Глава радикальной партии действительно был в знаменитом особняке. Там теперь был его салон. Лавров попросил лакея доложить. Через минуту Клемансо, шагая через две ступени, спустился по лестнице.
— Bonsoir, cher ami[224], — сказал он и предложил подняться в гостиную. Лавров не решился войти в своем потертом пиджачке. Они сели в углу холла.
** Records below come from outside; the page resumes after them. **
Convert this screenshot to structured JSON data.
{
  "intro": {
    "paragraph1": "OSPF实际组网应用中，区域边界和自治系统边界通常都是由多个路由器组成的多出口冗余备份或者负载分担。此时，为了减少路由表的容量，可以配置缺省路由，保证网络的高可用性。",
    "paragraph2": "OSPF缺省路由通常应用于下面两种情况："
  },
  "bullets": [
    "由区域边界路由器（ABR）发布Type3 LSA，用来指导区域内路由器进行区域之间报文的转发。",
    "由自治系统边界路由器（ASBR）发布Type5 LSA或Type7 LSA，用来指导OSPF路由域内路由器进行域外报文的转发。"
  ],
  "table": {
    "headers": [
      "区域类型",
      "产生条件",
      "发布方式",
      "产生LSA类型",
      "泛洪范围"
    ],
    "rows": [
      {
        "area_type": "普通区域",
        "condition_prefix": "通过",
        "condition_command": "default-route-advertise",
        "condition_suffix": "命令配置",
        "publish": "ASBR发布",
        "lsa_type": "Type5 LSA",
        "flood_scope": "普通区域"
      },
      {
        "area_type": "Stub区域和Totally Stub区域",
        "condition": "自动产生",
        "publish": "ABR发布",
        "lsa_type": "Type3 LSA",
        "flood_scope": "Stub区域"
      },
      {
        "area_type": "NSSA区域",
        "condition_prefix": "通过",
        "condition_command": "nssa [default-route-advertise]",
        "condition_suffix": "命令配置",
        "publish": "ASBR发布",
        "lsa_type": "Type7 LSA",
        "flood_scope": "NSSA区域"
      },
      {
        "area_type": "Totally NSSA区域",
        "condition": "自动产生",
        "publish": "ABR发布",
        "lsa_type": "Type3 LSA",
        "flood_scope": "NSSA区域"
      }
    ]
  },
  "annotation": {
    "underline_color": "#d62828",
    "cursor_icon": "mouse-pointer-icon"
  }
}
Клемансо уже в ту пору делил громадное большинство людей на дураков и прохвостов, но никак не мог разобрать, к какому разряду принадлежит этот полковник-революционер с мирными привычками профессора и с наружностью библейского патриарха: Лавров несомненно не был прохвостом; он мог быть либо дураком, либо un saint[225]. В существование святых Клемансо верил плохо, — никогда их не встречал, но теоретически он допускал возможность, что где-нибудь очень далеко в пространстве, dans les steppes[226], могут изредка появляться святые, как они, по-видимому, изредка появлялись очень далеко во времени, например, в первые века христианства.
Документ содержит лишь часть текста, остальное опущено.